Following are UN Secretary‑General António Guterres’ remarks at the opening of the multimedia exhibition “Surviving Terrorism: Victim’s Voices”, in New York today:
Distinguished representatives of the victims and survivors of terrorism, excellencies, ladies and gentlemen, it is a great honour to welcome you this morning and to launch the exhibition to commemorate the first International Day of Remembrance of, and of Tribute to, the Victims of Terrorism.
Terrorism is one of the most challenging issues of our time and a serious threat to international peace and security. No country can consider itself immune, with almost every nationality in the world falling victim to terrorist attacks. The number and deadliness of these ruthless attacks on civilians has increased in recent years, shattering countless communities and individual lives. The recent despicable attack on an education centre in Kabul, targeting children, is again something that shocked us all. I wanted to express to your people my deep solidarity.
The United Nations itself is regularly targeted. This week sees the fifteenth anniversary of the attack on the headquarters of the United Nations Assistance Mission for Iraq (UNAMI), in which 22 people lost their lives. Many of them were United Nations staff, including our Special Representative, Sergio Vieira de Mello. Earlier this year, I visited Mali, where terrorists threaten our peacekeepers and civilian staff on a daily basis.
From Tajikistan to the United Kingdom, from Baghdad to Barcelona, ruthless attacks have shaken us all to the core. But after terrorist attacks, we rarely hear about those who were killed and injured. Their stories too often go untold. Ordinary women, men, girls and boys, going about their daily lives, attending markets, schools, places of worship, sports events or concerts, or even standing in line to vote, when their lives were ended or changed forever. And we rarely hear about their surviving families, friends and communities, who must learn to live with the burden of terrorism for their entire lives.

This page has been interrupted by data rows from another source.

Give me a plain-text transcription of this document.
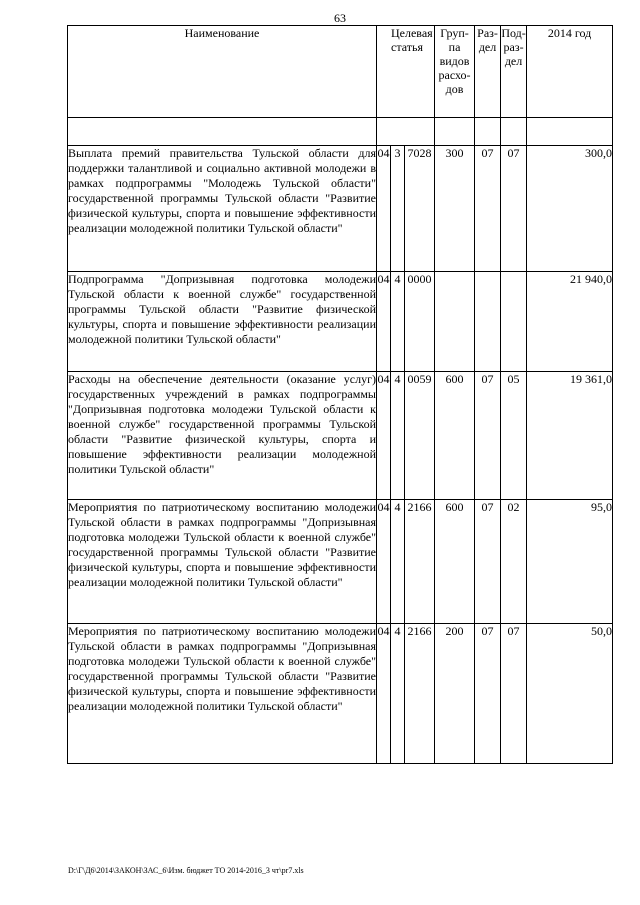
63
Наименование	Целевая статья			Груп-
па
видов
расхо-
дов	Раз-
дел	Под-
раз-
дел	2014 год

Выплата премий правительства Тульской области для поддержки талантливой и социально активной молодежи в рамках подпрограммы "Молодежь Тульской области" государственной программы Тульской области "Развитие физической культуры, спорта и повышение эффективности реализации молодежной политики Тульской области"	04	3	7028	300	07	07	300,0
Подпрограмма "Допризывная подготовка молодежи Тульской области к военной службе" государственной программы Тульской области "Развитие физической культуры, спорта и повышение эффективности реализации молодежной политики Тульской области"	04	4	0000				21 940,0
Расходы на обеспечение деятельности (оказание услуг) государственных учреждений в рамках подпрограммы "Допризывная подготовка молодежи Тульской области к военной службе" государственной программы Тульской области "Развитие физической культуры, спорта и повышение эффективности реализации молодежной политики Тульской области"	04	4	0059	600	07	05	19 361,0
Мероприятия по патриотическому воспитанию молодежи Тульской области в рамках подпрограммы "Допризывная подготовка молодежи Тульской области к военной службе" государственной программы Тульской области "Развитие физической культуры, спорта и повышение эффективности реализации молодежной политики Тульской области"	04	4	2166	600	07	02	95,0
Мероприятия по патриотическому воспитанию молодежи Тульской области в рамках подпрограммы "Допризывная подготовка молодежи Тульской области к военной службе" государственной программы Тульской области "Развитие физической культуры, спорта и повышение эффективности реализации молодежной политики Тульской области"	04	4	2166	200	07	07	50,0
D:\Г\Д6\2014\ЗАКОН\ЗАС_6\Изм. бюджет ТО 2014-2016_3 чт\pr7.xls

We rarely hear these stories. We hear numbers, and we move on. It is time to stop and to listen to the victims and survivors of terrorism. It is time to raise up their voices and recognize the impact terrorism has on their lives. We need to support victims and provide them with long‑term assistance, including financial, legal, medical and psychosocial support. Supporting victims and their families is a moral imperative, based on promoting, protecting and respecting their human rights.
It is also an effective means of countering the evil of terrorism, which aims first and foremost to alienate and to divide our societies. To support victims and to listen to their voices is a meaningful way for us to prove that we care — and to negate the terrorist [narrative].
I am very grateful to Under‑Secretary‑General [Vladimir] Voronkov for having put victims in the centre of the Office of Counter‑Terrorism’s policy. The victims of terrorism are some of the most important voices we have in countering this global menace. We can all learn from those who have experienced terrorism. Communities around the world are demonstrating their resilience in response to terrorist attacks. They are countering terrorism and violent extremism in their everyday lives, in their schools and in their places of worship. They consistently call for more information to be shared during investigations, for more victim‑centred criminal processes and for justice.
Failing to support their calls would be failing in our responsibility to humanity. When we lift up the victims and survivors of terrorism, when we listen to their voices, when we respect their rights and provide them with support and justice, we are honouring our common bonds and reducing the lasting damage done by terrorists to individuals, families and communities.
The exhibition we will be seeing is a unique contribution to that goal. For the first time, we have gathered in one place the testimonials of individuals whose lives have been affected by terrorism, to hear first‑hand how this has impacted their lives, and what they have achieved. I applaud the courage and resilience of everyone represented here. I thank those who are with us here today and who are willing to speak out against terrorism, and I thank the thousands of others who stand up and speak out every day, everywhere.
We are here for you and we are listening to you. Your voices matter. Your courage in the face of adversity is a lesson inspiring us all. Commemorating the forthcoming International Day of Remembrance, and of Tribute to, the Victims of Terrorism on 21 August is an opportunity to recognize, honour and support victims and survivors, and to lift up the voices of those left behind. The United Nations stands in solidarity with you.